Simultaneous congruences

Question

Let $\mathbb K$ be a finite field and $\mathbb K[x, y]$ the polynomial ring in the commuting indeterminates $x$ and $y$. Consider the factor ring $\mathbb K[x, y]/\langle x^3, y^3\rangle $. Can we find and element $\alpha\in\mathbb K[x, y]/\langle x^3, y^3\rangle $ such that: $$\begin{array} \alpha \alpha \equiv x \bmod \langle y\rangle \\ \alpha \equiv y \bmod \langle x+y\rangle \\ \alpha \equiv y \;\bmod \langle x\rangle \end{array}$$

Answer 1

$\alpha$ is a residue class of a polynomial $f$ from $k[x,y]$ modulo the ideal $(x^3,y^3)$. Then you can write $$f=f_1+f_2x+f_3y+f_4x^2+f_5xy+f_6y^2+f_7x^2y+f_8xy^2+f_9x^2y^2$$ with $f_i\in k$, or simpler $f=(f_1,\dots,f_9)$. (Note that $f$ is written in the canonical basis of the $k$-vectorspace $k[x,y]/(x^3,y^3)$ which I considered in some order.)

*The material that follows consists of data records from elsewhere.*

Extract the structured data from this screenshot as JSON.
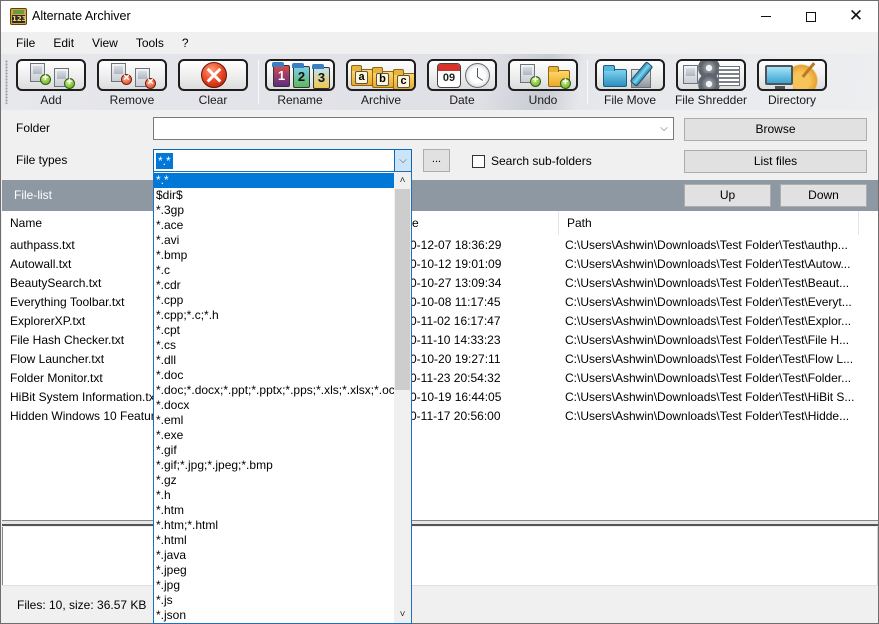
{
  "window": {
    "title": "Alternate Archiver",
    "app_icon_text": "123",
    "controls": {
      "minimize": "minimize",
      "maximize": "maximize",
      "close": "✕"
    }
  },
  "menu": [
    "File",
    "Edit",
    "View",
    "Tools",
    "?"
  ],
  "toolbar": {
    "buttons": [
      {
        "label": "Add",
        "icon": "add-files-icon"
      },
      {
        "label": "Remove",
        "icon": "remove-files-icon"
      },
      {
        "label": "Clear",
        "icon": "clear-icon"
      },
      {
        "label": "Rename",
        "icon": "rename-icon"
      },
      {
        "label": "Archive",
        "icon": "archive-icon"
      },
      {
        "label": "Date",
        "icon": "date-icon"
      },
      {
        "label": "Undo",
        "icon": "undo-icon"
      },
      {
        "label": "File Move",
        "icon": "file-move-icon"
      },
      {
        "label": "File Shredder",
        "icon": "file-shredder-icon"
      },
      {
        "label": "Directory",
        "icon": "directory-icon"
      }
    ],
    "icon_glyphs": {
      "rename": [
        "1",
        "2",
        "3"
      ],
      "archive": [
        "a",
        "b",
        "c"
      ],
      "date_day": "09"
    }
  },
  "form": {
    "folder_label": "Folder",
    "folder_value": "",
    "browse_label": "Browse",
    "file_types_label": "File types",
    "file_types_value": "*.*",
    "ellipsis_label": "...",
    "search_subfolders_label": "Search sub-folders",
    "search_subfolders_checked": false,
    "list_files_label": "List files"
  },
  "file_list": {
    "title": "File-list",
    "up_label": "Up",
    "down_label": "Down",
    "columns": [
      "Name",
      "e",
      "Path"
    ],
    "rows": [
      {
        "name": "authpass.txt",
        "date": "0-12-07 18:36:29",
        "path": "C:\\Users\\Ashwin\\Downloads\\Test Folder\\Test\\authp..."
      },
      {
        "name": "Autowall.txt",
        "date": "0-10-12 19:01:09",
        "path": "C:\\Users\\Ashwin\\Downloads\\Test Folder\\Test\\Autow..."
      },
      {
        "name": "BeautySearch.txt",
        "date": "0-10-27 13:09:34",
        "path": "C:\\Users\\Ashwin\\Downloads\\Test Folder\\Test\\Beaut..."
      },
      {
        "name": "Everything Toolbar.txt",
        "date": "0-10-08 11:17:45",
        "path": "C:\\Users\\Ashwin\\Downloads\\Test Folder\\Test\\Everyt..."
      },
      {
        "name": "ExplorerXP.txt",
        "date": "0-11-02 16:17:47",
        "path": "C:\\Users\\Ashwin\\Downloads\\Test Folder\\Test\\Explor..."
      },
      {
        "name": "File Hash Checker.txt",
        "date": "0-11-10 14:33:23",
        "path": "C:\\Users\\Ashwin\\Downloads\\Test Folder\\Test\\File H..."
      },
      {
        "name": "Flow Launcher.txt",
        "date": "0-10-20 19:27:11",
        "path": "C:\\Users\\Ashwin\\Downloads\\Test Folder\\Test\\Flow L..."
      },
      {
        "name": "Folder Monitor.txt",
        "date": "0-11-23 20:54:32",
        "path": "C:\\Users\\Ashwin\\Downloads\\Test Folder\\Test\\Folder..."
      },
      {
        "name": "HiBit System Information.tx",
        "date": "0-10-19 16:44:05",
        "path": "C:\\Users\\Ashwin\\Downloads\\Test Folder\\Test\\HiBit S..."
      },
      {
        "name": "Hidden Windows 10 Featur",
        "date": "0-11-17 20:56:00",
        "path": "C:\\Users\\Ashwin\\Downloads\\Test Folder\\Test\\Hidde..."
      }
    ]
  },
  "status": {
    "text": "Files: 10, size: 36.57 KB"
  },
  "dropdown": {
    "selected_index": 0,
    "items": [
      "*.*",
      "$dir$",
      "*.3gp",
      "*.ace",
      "*.avi",
      "*.bmp",
      "*.c",
      "*.cdr",
      "*.cpp",
      "*.cpp;*.c;*.h",
      "*.cpt",
      "*.cs",
      "*.dll",
      "*.doc",
      "*.doc;*.docx;*.ppt;*.pptx;*.pps;*.xls;*.xlsx;*.oc",
      "*.docx",
      "*.eml",
      "*.exe",
      "*.gif",
      "*.gif;*.jpg;*.jpeg;*.bmp",
      "*.gz",
      "*.h",
      "*.htm",
      "*.htm;*.html",
      "*.html",
      "*.java",
      "*.jpeg",
      "*.jpg",
      "*.js",
      "*.json"
    ],
    "scroll_up": "˄",
    "scroll_down": "˅"
  },
  "colors": {
    "selection": "#0078d7",
    "filelist_header": "#8e98a3",
    "combo_focus_border": "#0a68b4"
  }
}
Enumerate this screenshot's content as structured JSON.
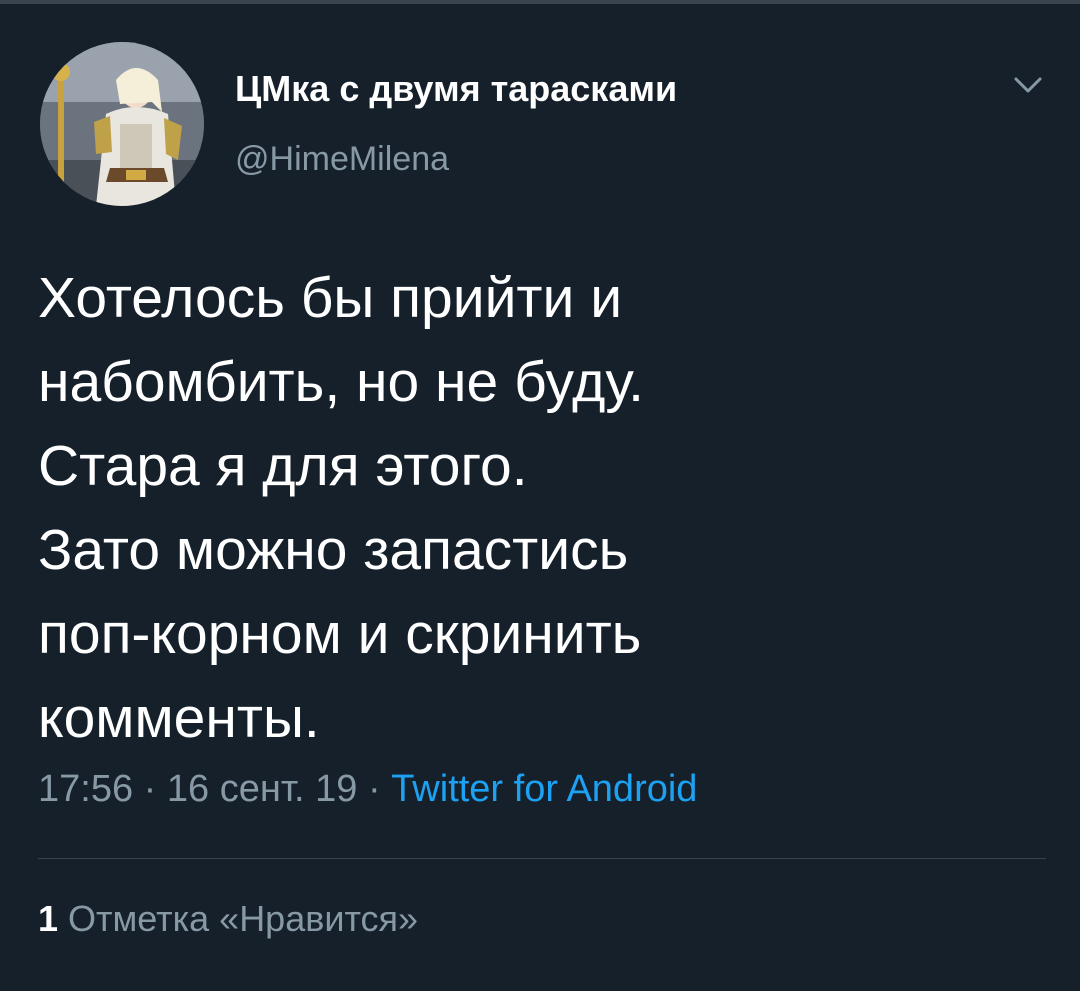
{
  "colors": {
    "background": "#15202b",
    "primary_text": "#ffffff",
    "secondary_text": "#8899a6",
    "link": "#1da1f2",
    "divider": "#38444d"
  },
  "author": {
    "display_name": "ЦМка с двумя тарасками",
    "handle": "@HimeMilena",
    "avatar_icon": "cosplay-photo-avatar"
  },
  "menu": {
    "icon": "chevron-down-icon"
  },
  "tweet": {
    "lines": [
      "Хотелось бы прийти и",
      "набомбить, но не буду.",
      "Стара я для этого.",
      "Зато можно запастись",
      "поп-корном и скринить",
      "комменты."
    ]
  },
  "meta": {
    "time": "17:56",
    "separator": " · ",
    "date": "16 сент. 19",
    "source": "Twitter for Android"
  },
  "stats": {
    "likes_count": "1",
    "likes_label": "Отметка «Нравится»"
  }
}
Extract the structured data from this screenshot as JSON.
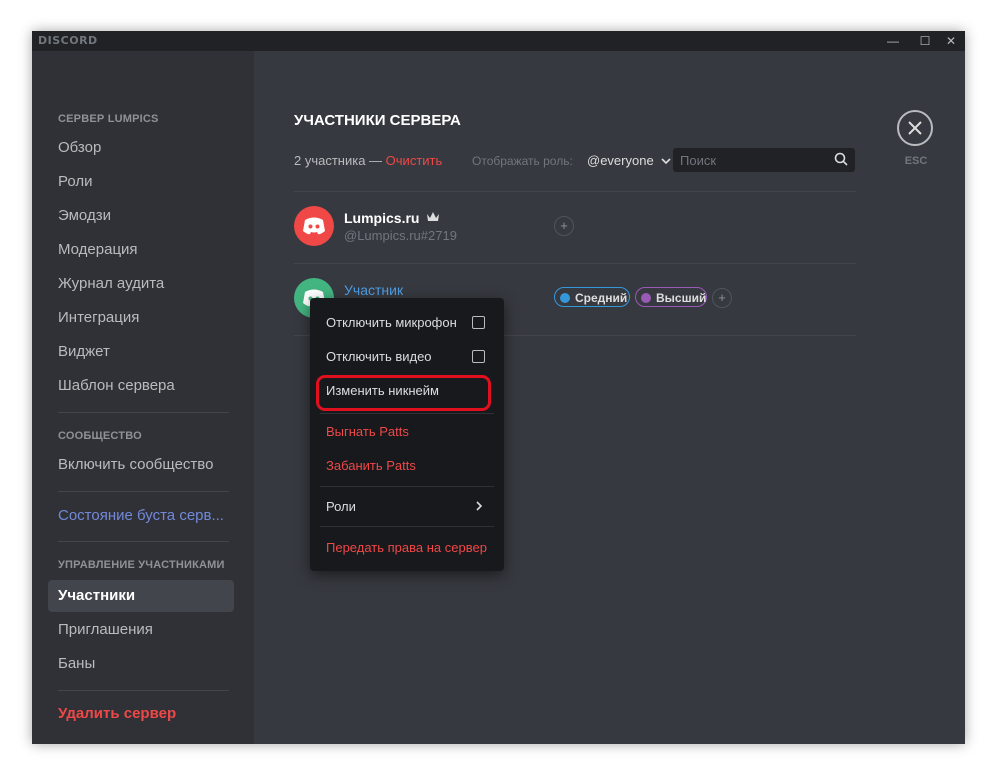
{
  "app": {
    "brand": "DISCORD"
  },
  "window_controls": {
    "minimize": "—",
    "maximize": "☐",
    "close": "✕"
  },
  "sidebar": {
    "server_header": "СЕРВЕР LUMPICS",
    "server_items": [
      "Обзор",
      "Роли",
      "Эмодзи",
      "Модерация",
      "Журнал аудита",
      "Интеграция",
      "Виджет",
      "Шаблон сервера"
    ],
    "community_header": "СООБЩЕСТВО",
    "community_item": "Включить сообщество",
    "boost_item": "Состояние буста серв...",
    "members_header": "УПРАВЛЕНИЕ УЧАСТНИКАМИ",
    "member_items": [
      "Участники",
      "Приглашения",
      "Баны"
    ],
    "delete_item": "Удалить сервер"
  },
  "main": {
    "title": "УЧАСТНИКИ СЕРВЕРА",
    "count_text": "2 участника — ",
    "clear_link": "Очистить",
    "role_filter_label": "Отображать роль:",
    "role_filter_value": "@everyone",
    "search_placeholder": "Поиск",
    "close_label": "ESC"
  },
  "members": [
    {
      "name": "Lumpics.ru",
      "tag": "@Lumpics.ru#2719",
      "owner": true,
      "avatar_color": "#f04747"
    },
    {
      "name": "Участник",
      "avatar_color": "#43b581",
      "roles": [
        {
          "name": "Средний",
          "color": "#3498db"
        },
        {
          "name": "Высший",
          "color": "#9b59b6"
        }
      ]
    }
  ],
  "context_menu": {
    "mute": "Отключить микрофон",
    "deafen_video": "Отключить видео",
    "change_nickname": "Изменить никнейм",
    "kick": "Выгнать Patts",
    "ban": "Забанить Patts",
    "roles": "Роли",
    "transfer": "Передать права на сервер"
  },
  "colors": {
    "accent_red": "#f04747",
    "accent_blue": "#7289da",
    "highlight": "#e0101e"
  }
}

The first relation become $f-x-gy\in(x^3,y^3)$. Now write $g$ as before and find $$(f_1,f_2-1,\dots,f_9)=(0,0,g_1,0,g_2,g_3,g_4,g_5,g_7).$$ This shows that $f_1=f_4=0$ and $f_2=1$.

I leave you the pleasure to continue and find out that there is no such $\alpha$. (I hope my calculations are correct.)